Issue: Dracula: The Company of Monsters #11
Release Date: July 27, 2011
Author: Kurt Busiek, Daryl Gregory
Artist: Scott Godlewski
Colors: Stephen Downer
Letters: Johnny Lowe
Cover: Ron Salas (Colors: Nick Filardi)
Publisher: BOOM! Studios
And now for the conclusion…
OK, I’m not going to lie. I’ve been curious all month as to exactly what choice Evan ended up making. At one point, I was just so relieved that he finally made a choice; it didn’t occur to me to be bothered about what that choice actually was.
Over the course of the month, I decided that the best option would be to get rid of Conrad and side with Dracula. It’s not that I think that Dracula is a good guy who’s misunderstood, I just think that he’s the lesser of two evils and that he can be reasoned with (or possibly blackmailed ever so slightly). It turns out that Evan made much the same decision, and the bullet he fired at the end of the previous issue was destined for Conrad. The bullet wasn’t what ultimately killed him though. Dracula put his sword through Conrad’s throat before the bullet had time to finish Conrad off.
As soon as Conrad dies, or dies again as the case may be, his army starts to die too. Without the power that flows from Conrad, there’s nothing to sustain his army. Dracula sees that there’s no need to fight anymore, mainly because there’s no one left to fight anymore, and leaves with his army. Dracula has his own agenda and whatever his own desires are, they aren’t as destructive as Conrad’s ever were. His army was an army of necessity — no more, no less. When there was no one left to fight, there was no need to hang around.
Due to the fact that most of the employees at Barrington Industries had been vampirised, when they had turned to dust and the dust had settled, Evan was the one who was in prime position to assume leadership of the company. Despite the protestations of the Board and most likely the shareholders, Evan refused to let the company fail or go into liquidation. His plan was to position Barrington Industries as far away from what Conrad had done as possible and build the company back up away from Conrad’s craziness and his influence.
In order to try to present some kind of stability, Evan goes through the sham of biting his Mother, even though the Mother that he knew was long dead and what he was actually burying was just the husk that a vampire lived in.
Back at Barrington Industries, Evan is still adamant that Barrington Industries is a going concern and that there is no need for any more layoffs. Obviously he has a plan that nobody else knows about. And I think that the decision he made to shoot Conrad is rooted in the desire to save Barrington Industries from Conrad.
It turns out that Evan had planned all along to use Dracula to refinance the company. Knowing that Dracula needs a financial lifeline and that Dracula isn’t overly fond of magical silver bullets, Evan convinces him to put money in to the company to save it and save the jobs of the employees that are left.
So Evan ends up in charge of the company, knowing that he’s safe from Dracula and that all he’s gone through was finally and ultimately worth it.

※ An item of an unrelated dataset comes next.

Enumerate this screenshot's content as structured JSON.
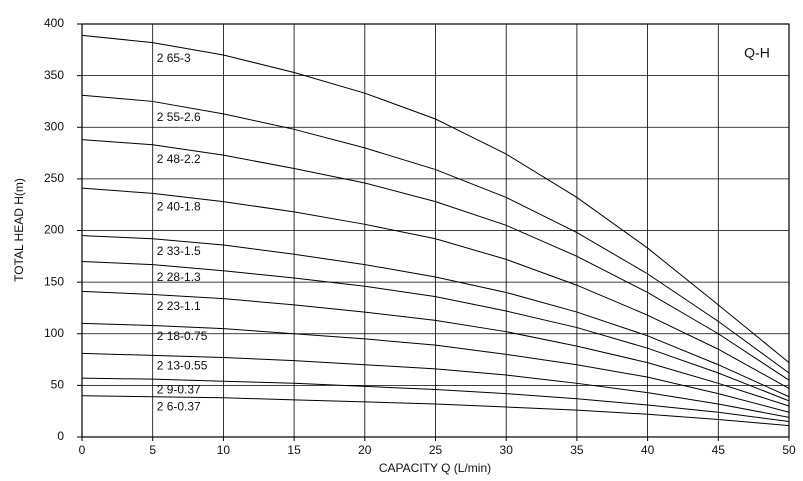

At the end of this series, I have to applaud what Busiek has done here. There’ve been a ridiculous amount of Dracula stories over the years and adding something new to the overall legend of Dracula isn’t an easy thing to do. This new idea of Dracula as a businessman is one that I’ve never seen before and one that I like very much. It kind of makes sense that a guy who is presumably going to live forever would be a guy who plans for the future..
All in all, I really enjoyed the series and I hope that there’s a follow-up series in the not too distant future. Because if there’s anybody who’s going to be able to survive this recession… it’s Dracula.